Great campaigns to oppose them have sprung up like the one at Bristol Airport which was also thrown out by North Somerset District Council on climate and environmental grounds https://www.theguardian.com/uk-news/2020/feb/11/plan-to-expand-bristol-airport-rejected-after-climate-protests so maybe the rising tide is turning? The Airport have appealed https://www.bbc.co.uk/news/uk-england-somerset-53682129 and it will go to Public Inquiry in 2021. One to watch.
Anyway, in this critical time of Climate & Ecological Emergency, the Supreme Court Appeal is misconceived and should be dismissed; leaving the ANPS unlawful and the wholly inappropriate Heathrow expansion plans dumped in the carbon sink of the past where they very clearly belong. If we win it would have major implications for all future infrastructure projects in the UK (and maybe around the planet), as they will then need to include 1.5C climate impact assessments.

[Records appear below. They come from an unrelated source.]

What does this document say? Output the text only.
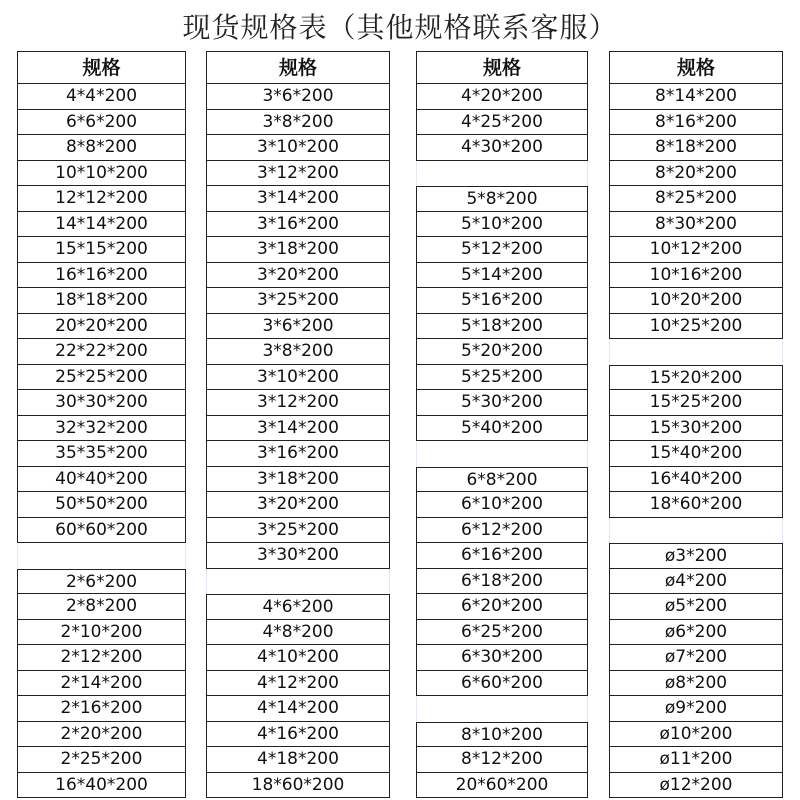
现货规格表（其他规格联系客服）
规格
4*4*200
6*6*200
8*8*200
10*10*200
12*12*200
14*14*200
15*15*200
16*16*200
18*18*200
20*20*200
22*22*200
25*25*200
30*30*200
32*32*200
35*35*200
40*40*200
50*50*200
60*60*200
2*6*200
2*8*200
2*10*200
2*12*200
2*14*200
2*16*200
2*20*200
2*25*200
16*40*200
规格
3*6*200
3*8*200
3*10*200
3*12*200
3*14*200
3*16*200
3*18*200
3*20*200
3*25*200
3*6*200
3*8*200
3*10*200
3*12*200
3*14*200
3*16*200
3*18*200
3*20*200
3*25*200
3*30*200
4*6*200
4*8*200
4*10*200
4*12*200
4*14*200
4*16*200
4*18*200
18*60*200
规格
4*20*200
4*25*200
4*30*200
5*8*200
5*10*200
5*12*200
5*14*200
5*16*200
5*18*200
5*20*200
5*25*200
5*30*200
5*40*200
6*8*200
6*10*200
6*12*200
6*16*200
6*18*200
6*20*200
6*25*200
6*30*200
6*60*200
8*10*200
8*12*200
20*60*200
规格
8*14*200
8*16*200
8*18*200
8*20*200
8*25*200
8*30*200
10*12*200
10*16*200
10*20*200
10*25*200
15*20*200
15*25*200
15*30*200
15*40*200
16*40*200
18*60*200
ø3*200
ø4*200
ø5*200
ø6*200
ø7*200
ø8*200
ø9*200
ø10*200
ø11*200
ø12*200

If we lose, we’ll still try to win at the DCO Public Inquiry stage – when everything from Paris onwards will need to be taken into account by the Inspector. The Government, though, would then have the final say as it would need to endorse or overrule the recommendation of any planning inspector. If that happened we’d be joined in front of the bulldozers by current Prime Minister Johnson who after all, did promise to lay down in front of them!
As FoE said after the Appeal Court verdict “Already, communities in the UK and overseas are suffering from the impacts of climate breakdown. We must stop treating the climate emergency as a hypothetical future – it’s here now. That’s why winning this case is so important. Heathrow is one of the biggest single sources of greenhouse gases in the UK. ” (and Europe) “And airport expansion – at Heathrow or any other airport – simply cannot go ahead if we’re to prevent further climate breakdown. This judgment also has exciting wider implications for keeping climate change at the heart of all planning decisions. It’s time for developers and public authorities to be held to account when it comes to the climate impact of their damaging projects.”.
Its time for at least a moritorium on further Airport Expansion as the climate clock is ticking down.
We should give thanks to all the local people and grassroots campaign groups who’ve been fighting against local expansions and the 3rd runway for decades as overall, this case, whenever victory should come, will be one for the grassroots and we should celebrate it and spread the word internationally, in solidarity with the thousands of people involved in hundreds of struggles around the planet to lessen the impact of Climate Breakdown and halt aviation expansion. When we win, let’s savour that moment.